Não foi fácil encontrar em Portugal outras pessoas preparadas para falar deste passado, embora Catarina Demony saiba que a sua família está longe de ter uma história única no país. O músico português Francisco Sousa se apresentou e revelou no documentário que seu tataravô era dono de escravos na fazenda São Nicolau, na ilha de São Tomé.

Noutros países, como o Reino Unido, a França, os Estados Unidos e o Brasil, começam a enfrentar a sua história de escravatura e a discutir como as suas economias lucraram com o tráfico de pessoas escravizadas, um capítulo muitas vezes esquecido nos manuais escolares.

Reparar o irreparável

Catarina Demony acredita que mais famílias sentirão a responsabilidade de trazer esta história a público e defende que cabe a cada um perceber como pode contribuir para ajudar a reparar este passado.

“Considero que este passado é de tanta violência, de tal dimensão e complexidade e magnitude que é um passado irreparável mas há formas de combater as desigualdades que este passado criou.”

O tema das reparações históricas e culturais tem ganhado força em vários países e também nas Nações Unidas.

Um relatório do Secretário-Geral da ONU, publicado em 2023, revelou que nenhum país levou em conta o passado e abordou o legado contemporâneo da remoção violenta de cerca de 25 milhões a 30 milhões de pessoas de África ao longo de mais de 400 anos.
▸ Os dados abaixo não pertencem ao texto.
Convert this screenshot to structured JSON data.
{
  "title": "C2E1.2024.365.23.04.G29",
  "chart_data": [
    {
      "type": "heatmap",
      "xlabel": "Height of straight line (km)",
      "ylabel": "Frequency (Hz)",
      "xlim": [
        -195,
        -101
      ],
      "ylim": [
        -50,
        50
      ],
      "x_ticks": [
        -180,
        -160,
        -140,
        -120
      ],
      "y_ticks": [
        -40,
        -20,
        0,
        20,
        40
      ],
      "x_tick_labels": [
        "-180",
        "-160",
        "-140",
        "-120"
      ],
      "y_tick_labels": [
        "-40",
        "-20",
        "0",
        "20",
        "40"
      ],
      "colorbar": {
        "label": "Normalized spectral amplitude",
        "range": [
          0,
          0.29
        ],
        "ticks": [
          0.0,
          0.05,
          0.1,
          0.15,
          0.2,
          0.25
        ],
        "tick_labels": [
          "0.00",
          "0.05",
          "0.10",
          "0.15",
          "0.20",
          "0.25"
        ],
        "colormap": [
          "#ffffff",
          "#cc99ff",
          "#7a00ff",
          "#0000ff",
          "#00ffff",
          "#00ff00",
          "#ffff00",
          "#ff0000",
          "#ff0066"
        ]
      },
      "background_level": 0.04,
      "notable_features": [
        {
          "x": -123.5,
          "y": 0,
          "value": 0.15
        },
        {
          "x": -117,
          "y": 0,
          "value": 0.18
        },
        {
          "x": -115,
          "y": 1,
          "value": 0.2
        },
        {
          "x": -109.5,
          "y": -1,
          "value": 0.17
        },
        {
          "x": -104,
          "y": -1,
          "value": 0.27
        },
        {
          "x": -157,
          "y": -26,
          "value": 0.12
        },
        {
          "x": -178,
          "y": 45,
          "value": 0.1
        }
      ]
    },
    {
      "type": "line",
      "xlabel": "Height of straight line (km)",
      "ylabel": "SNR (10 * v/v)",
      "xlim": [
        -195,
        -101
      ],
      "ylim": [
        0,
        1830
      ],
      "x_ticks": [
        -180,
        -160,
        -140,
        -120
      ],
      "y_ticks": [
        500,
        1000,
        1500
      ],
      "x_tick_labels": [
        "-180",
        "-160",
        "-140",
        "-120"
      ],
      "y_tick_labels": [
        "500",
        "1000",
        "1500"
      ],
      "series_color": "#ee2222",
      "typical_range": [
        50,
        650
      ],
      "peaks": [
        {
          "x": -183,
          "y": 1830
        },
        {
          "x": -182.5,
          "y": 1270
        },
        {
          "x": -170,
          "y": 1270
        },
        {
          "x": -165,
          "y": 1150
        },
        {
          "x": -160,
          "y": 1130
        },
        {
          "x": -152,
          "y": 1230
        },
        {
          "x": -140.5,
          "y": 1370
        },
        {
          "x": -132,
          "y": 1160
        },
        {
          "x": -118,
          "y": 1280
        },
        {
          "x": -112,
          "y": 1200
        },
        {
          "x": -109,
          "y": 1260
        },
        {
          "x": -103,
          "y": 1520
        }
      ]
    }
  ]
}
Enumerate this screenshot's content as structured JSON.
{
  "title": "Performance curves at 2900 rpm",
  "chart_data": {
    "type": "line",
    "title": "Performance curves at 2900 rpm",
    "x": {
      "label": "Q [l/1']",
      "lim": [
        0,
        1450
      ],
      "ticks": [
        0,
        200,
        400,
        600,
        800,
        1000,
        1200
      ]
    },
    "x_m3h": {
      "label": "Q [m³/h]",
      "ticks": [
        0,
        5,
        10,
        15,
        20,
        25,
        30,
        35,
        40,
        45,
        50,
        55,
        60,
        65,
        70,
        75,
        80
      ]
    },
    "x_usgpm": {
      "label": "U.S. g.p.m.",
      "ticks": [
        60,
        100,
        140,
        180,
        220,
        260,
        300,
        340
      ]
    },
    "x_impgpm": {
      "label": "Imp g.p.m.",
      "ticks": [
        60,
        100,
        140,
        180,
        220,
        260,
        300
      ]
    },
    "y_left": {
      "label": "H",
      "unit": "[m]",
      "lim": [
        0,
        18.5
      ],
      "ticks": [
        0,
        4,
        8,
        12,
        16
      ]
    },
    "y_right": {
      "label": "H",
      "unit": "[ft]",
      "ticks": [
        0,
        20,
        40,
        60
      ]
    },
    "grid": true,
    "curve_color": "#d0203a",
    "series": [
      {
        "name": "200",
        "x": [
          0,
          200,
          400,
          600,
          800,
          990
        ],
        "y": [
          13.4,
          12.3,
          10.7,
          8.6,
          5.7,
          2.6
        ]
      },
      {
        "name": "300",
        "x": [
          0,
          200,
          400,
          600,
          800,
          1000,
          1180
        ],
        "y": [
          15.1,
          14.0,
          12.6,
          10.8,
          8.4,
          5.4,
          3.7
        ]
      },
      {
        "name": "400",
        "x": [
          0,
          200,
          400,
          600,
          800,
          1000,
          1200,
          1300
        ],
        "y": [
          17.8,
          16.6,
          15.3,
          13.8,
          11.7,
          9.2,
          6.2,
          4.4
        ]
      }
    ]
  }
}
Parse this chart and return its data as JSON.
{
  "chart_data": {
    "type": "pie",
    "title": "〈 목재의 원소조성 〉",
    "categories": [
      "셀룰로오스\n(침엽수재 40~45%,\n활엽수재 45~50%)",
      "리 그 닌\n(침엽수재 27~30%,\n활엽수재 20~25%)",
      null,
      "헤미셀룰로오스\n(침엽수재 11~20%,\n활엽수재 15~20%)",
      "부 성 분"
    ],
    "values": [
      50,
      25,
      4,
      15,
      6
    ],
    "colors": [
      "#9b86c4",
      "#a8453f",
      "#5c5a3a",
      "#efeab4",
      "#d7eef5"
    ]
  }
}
Escravos de origem africana

Em Março de 2023, António Guterres apelou “à tomada de medidas de reparação, para ajudar a superar gerações de exclusão e discriminação. Apelamos para que sejam dados o espaço e as condições necessárias para a cura, reparação e justiça”.

O Dia Internacional em Memória do Tráfico de Escravos e sua Abolição foi proclamado pela Organização das Nações Unidas para a Educação, a Ciência e a Cultura, UNESCO, para relembrar os acontecimentos da noite de 22 para 23 de agosto de 1791.

Vários escravos de origem africana revoltaram-se contra o sistema escravista na então ilha de São Domingos, hoje Haiti, em busca de liberdade e independência. Após a revolta, seguiram-se acontecimentos que levaram à abolição do comércio de escravos.

Em 1997, a UNESCO instituiu a homenagem para destacar o papel daqueles que lutaram pela liberdade e para continuar a promover a sua história e valores.

*Sara de Melo Rocha é correspondente da ONU News em Lisboa.